As mesmas perguntas podem ser feitas a respeito do aparentemente novo lugar da mulher na sociedade. E ninguém representa melhor a intersecção desses questionamentos do que a personagem Shemekka, a amiga de Nola que trabalha em uma boate de striptease.

 Em certo momento da série, as amigas Nola, Shemekka e Clorinda (a dona da galeria de arte onde Nola expõe suas obras) discutem sobre se as alterações cirúrgicas do corpo feminino deveriam ser consideradas anti-feministas.

A discussão acaba em um tom de feminismo liberal em que as mulheres devem poder fazer o que quiser com o seu corpo, ainda que isso signifique torná-lo mais dentro dos padrões patriarcais capitalistas, com apenas uma das amigas (Clorinda) discordando enfaticamente.

Nola nunca é impositiva, mas não sente qualquer necessidade de alterar o seu corpo. Enquanto Shemekka acaba indo a uma clínica clandestina injetar silicone nas coxas e na bunda, passando por uma dor terrível só para poder ser mais valorizada como dançarina na boate aonde trabalha.

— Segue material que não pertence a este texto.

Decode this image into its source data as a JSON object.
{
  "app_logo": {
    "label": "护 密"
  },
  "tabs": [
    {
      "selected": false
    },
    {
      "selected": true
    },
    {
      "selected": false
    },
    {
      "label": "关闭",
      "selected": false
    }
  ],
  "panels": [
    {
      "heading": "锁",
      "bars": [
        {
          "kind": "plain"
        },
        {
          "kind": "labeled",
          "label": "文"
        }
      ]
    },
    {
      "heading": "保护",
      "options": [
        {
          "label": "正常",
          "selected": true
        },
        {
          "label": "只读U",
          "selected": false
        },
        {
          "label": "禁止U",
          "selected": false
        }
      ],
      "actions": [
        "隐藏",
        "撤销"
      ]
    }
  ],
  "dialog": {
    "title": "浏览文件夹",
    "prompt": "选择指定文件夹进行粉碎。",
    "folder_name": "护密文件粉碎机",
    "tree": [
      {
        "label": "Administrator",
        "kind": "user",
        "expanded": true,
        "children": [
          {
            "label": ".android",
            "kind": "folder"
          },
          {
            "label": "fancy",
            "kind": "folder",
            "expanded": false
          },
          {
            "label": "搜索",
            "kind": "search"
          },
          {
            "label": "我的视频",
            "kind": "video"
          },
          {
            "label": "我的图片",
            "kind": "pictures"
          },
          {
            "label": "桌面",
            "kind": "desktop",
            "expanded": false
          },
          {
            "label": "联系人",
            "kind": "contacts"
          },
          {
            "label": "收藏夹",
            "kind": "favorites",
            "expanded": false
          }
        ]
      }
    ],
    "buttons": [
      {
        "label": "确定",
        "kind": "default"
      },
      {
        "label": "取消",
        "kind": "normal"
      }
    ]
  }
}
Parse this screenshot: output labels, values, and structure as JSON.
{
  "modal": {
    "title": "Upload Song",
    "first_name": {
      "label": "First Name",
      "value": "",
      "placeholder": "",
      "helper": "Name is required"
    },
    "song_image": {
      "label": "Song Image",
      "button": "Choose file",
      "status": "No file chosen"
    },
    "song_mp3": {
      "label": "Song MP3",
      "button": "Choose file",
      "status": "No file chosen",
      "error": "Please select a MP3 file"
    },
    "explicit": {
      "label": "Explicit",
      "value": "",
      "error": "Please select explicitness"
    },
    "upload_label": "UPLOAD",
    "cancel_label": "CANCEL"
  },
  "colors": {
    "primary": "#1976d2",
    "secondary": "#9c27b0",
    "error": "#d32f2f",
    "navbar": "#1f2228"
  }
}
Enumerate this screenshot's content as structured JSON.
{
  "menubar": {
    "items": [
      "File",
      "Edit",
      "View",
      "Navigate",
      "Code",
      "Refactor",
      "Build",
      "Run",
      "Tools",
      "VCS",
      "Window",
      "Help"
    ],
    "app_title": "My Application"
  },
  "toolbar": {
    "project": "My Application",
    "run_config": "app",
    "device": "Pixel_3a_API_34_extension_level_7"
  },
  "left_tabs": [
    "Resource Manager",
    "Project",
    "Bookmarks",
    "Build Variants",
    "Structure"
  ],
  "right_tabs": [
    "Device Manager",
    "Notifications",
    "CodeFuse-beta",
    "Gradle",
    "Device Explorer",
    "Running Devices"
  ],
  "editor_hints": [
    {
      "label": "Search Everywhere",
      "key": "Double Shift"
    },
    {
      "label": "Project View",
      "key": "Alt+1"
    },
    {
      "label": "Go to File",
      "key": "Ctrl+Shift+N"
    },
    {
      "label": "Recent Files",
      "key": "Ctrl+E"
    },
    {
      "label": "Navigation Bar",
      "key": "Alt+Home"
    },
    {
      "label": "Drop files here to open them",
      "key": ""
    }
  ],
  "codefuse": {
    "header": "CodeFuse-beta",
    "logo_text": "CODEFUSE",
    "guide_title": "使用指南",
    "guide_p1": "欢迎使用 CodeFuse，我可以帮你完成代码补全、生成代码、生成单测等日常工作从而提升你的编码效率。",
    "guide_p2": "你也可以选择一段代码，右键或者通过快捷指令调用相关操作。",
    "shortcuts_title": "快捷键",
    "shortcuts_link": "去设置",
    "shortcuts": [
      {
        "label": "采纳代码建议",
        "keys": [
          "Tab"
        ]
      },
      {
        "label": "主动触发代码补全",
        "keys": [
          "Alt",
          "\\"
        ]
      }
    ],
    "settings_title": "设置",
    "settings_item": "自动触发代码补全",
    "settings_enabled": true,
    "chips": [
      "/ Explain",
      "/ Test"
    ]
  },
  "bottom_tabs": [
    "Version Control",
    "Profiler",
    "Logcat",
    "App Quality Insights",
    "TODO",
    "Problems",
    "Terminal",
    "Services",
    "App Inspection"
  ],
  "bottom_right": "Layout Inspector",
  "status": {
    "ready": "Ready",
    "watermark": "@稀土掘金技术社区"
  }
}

Algumas cenas depois Nola vai à sua psicanalista e um quadro ao fundo da sala com os dizeres: A vida dos negros está melhorando, soa em tom irônico.

Para além das questões corporais e sexuais, ao redor das quais o filme gira sem se expandir, a série também coloca os questionamentos de Nola como artista.

Em sua primeira exposição um crítico de arte branco a crítica por não ser “política o suficiente” e é só quando seu trabalho de lambes espalhados pelas ruas questionando os assédios que as mulheres sofrem todos os dias é descoberto que seu trabalho parece ter algum valor.

Nola é livre, tão livre que às vezes a série parece carecer de drama e de conflito, mas esse é o seu propósito. Para ela o poliamor não é um dilema e sua arte é política simplesmente por retratar pessoas negras e ressaltar sua existência enquanto indivíduos.

 Como diz a personagem Joelle da série Cara Gente Branca (2017): às vezes a maior vitória para uma pessoa negra é só poder viver, sem ter que se estressar com tudo. E isso provavelmente vale para todos os grupos oprimidos.

 

Julia Gimenes é  formada em cinema e trabalha como montadora e fotógrafa desde então. Apesar do amor por fazer cinema, pensar sobre ele também sempre a encantou.